1 1/2 cups (spooned and leveled) all-purpose flour
1/2 teaspoon baking soda
1 teaspoon ground cinnamon
1/2 teaspoon salt
1 cup packed light-brown sugar
1/2 cup (1 stick) unsalted butter, room temperature
1 large egg
1/4 cup light unsulfured molasses
Creamy molasses filling, (below)
Preheat oven to 350 degrees. In a small bowl, whisk together flour, baking soda, cinnamon, and salt; set aside.
In a large bowl, with an electric mixer, beat sugar and butter until combined. Beat in egg, then molasses, until smooth. On low speed, gradually add flour mixture until a dough forms.
Drop rounded measuring teaspoonfuls of dough onto two ungreased (or parchment-lined) baking sheets, about 1 1/2 inches apart.
Bake until centers are dry to the touch, 12 to 15 minutes; rotate pans from top to bottom and front to back halfway through. Cool 1 minute on baking sheets; then transfer to a rack to cool completely.
Make Creamy Molasses Filling: Whisk 12 tablespoons (1 1/2 sticks) softened unsalted butter with 3 tablespoons light unsulfured molasses until smooth. Gradually whisk in 2 cups confectioners' sugar; whisk until smooth and spreadable. Makes 1 1/2 cups.

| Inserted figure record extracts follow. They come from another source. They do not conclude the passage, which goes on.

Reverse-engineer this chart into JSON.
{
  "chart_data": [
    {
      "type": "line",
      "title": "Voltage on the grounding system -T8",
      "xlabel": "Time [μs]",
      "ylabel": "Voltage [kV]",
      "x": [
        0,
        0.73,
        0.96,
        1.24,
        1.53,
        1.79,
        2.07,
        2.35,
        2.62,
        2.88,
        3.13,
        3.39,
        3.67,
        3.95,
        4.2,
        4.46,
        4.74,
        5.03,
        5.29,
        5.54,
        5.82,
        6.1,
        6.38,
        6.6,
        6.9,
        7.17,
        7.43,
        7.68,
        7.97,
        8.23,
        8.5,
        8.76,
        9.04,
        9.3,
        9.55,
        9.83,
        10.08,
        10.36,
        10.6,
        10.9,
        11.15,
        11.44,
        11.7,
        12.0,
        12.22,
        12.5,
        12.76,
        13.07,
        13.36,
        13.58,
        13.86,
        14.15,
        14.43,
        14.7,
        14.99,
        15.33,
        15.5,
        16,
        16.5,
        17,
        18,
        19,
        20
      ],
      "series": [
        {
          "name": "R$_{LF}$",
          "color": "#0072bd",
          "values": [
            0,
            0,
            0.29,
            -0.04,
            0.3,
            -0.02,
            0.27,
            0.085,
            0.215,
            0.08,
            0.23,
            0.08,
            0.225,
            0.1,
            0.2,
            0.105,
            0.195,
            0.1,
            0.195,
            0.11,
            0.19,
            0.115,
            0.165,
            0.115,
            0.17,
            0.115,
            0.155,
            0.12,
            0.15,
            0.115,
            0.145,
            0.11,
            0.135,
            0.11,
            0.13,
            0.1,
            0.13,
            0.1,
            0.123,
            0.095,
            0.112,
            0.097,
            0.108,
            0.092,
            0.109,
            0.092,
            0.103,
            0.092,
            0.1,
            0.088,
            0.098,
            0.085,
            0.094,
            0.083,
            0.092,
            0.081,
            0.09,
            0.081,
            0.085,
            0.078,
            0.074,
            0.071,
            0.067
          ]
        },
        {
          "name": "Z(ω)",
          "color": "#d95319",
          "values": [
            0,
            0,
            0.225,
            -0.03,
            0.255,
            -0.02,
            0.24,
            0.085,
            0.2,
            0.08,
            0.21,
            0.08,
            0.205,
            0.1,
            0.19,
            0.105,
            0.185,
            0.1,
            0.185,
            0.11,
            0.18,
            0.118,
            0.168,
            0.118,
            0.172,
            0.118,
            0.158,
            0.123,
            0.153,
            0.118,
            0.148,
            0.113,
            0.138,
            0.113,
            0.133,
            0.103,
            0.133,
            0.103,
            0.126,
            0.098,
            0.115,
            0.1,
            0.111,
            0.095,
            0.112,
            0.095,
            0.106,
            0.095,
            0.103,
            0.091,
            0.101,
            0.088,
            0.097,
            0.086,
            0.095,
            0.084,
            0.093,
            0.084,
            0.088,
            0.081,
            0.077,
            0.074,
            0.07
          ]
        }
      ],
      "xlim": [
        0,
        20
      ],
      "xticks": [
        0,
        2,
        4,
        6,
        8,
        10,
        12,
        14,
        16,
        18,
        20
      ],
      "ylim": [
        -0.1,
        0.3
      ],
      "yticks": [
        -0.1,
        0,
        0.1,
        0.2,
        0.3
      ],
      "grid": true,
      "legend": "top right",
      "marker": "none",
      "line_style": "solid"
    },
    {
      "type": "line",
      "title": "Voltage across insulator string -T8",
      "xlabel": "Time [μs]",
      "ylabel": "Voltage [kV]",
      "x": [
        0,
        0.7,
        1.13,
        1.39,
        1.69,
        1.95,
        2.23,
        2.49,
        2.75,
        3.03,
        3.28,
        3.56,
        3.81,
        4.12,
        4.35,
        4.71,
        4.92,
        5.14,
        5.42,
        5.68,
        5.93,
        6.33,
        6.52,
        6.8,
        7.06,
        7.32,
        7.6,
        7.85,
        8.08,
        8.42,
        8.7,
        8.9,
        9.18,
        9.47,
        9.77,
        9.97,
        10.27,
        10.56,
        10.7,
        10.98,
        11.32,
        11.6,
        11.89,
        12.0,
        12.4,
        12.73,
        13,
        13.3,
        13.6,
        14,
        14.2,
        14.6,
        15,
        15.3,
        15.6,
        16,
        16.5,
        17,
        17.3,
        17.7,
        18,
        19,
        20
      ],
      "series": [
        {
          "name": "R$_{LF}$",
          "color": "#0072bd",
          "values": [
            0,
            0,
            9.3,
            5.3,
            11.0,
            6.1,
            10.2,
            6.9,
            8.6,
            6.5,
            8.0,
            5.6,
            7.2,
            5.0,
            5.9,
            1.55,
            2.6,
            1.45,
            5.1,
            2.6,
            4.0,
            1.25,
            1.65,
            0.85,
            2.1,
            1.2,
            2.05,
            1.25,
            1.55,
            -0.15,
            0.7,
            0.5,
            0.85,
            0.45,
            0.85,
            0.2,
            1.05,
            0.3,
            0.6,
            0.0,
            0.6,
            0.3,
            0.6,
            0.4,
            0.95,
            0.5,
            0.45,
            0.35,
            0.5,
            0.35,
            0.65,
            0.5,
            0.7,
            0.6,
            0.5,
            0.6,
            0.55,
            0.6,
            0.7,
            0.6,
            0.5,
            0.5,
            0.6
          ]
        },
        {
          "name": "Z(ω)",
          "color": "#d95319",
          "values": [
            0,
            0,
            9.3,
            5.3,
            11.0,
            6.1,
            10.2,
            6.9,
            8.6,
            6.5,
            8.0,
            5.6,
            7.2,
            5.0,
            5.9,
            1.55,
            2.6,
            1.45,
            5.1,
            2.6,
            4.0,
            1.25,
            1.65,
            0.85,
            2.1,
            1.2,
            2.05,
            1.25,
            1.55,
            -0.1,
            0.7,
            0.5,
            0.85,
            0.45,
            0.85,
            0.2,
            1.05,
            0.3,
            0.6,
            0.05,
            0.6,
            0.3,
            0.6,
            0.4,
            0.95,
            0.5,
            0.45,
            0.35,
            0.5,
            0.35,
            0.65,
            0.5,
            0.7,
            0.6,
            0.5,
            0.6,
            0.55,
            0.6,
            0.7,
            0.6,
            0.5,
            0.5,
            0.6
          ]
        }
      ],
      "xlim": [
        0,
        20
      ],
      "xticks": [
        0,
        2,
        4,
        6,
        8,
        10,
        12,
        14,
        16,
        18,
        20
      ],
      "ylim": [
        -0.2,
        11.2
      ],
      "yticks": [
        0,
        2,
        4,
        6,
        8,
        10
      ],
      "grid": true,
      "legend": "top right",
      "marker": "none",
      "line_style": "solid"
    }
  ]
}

Spread a rounded measuring teaspoonful of Creamy Molasses Filling on the flat side of a cookie; place another cookie on top, and gently press. Repeat until all cookies are filled. Store in an airtight container at room temperature up to 1 day, or refrigerate up to 3 days (cookies may soften during refrigeration).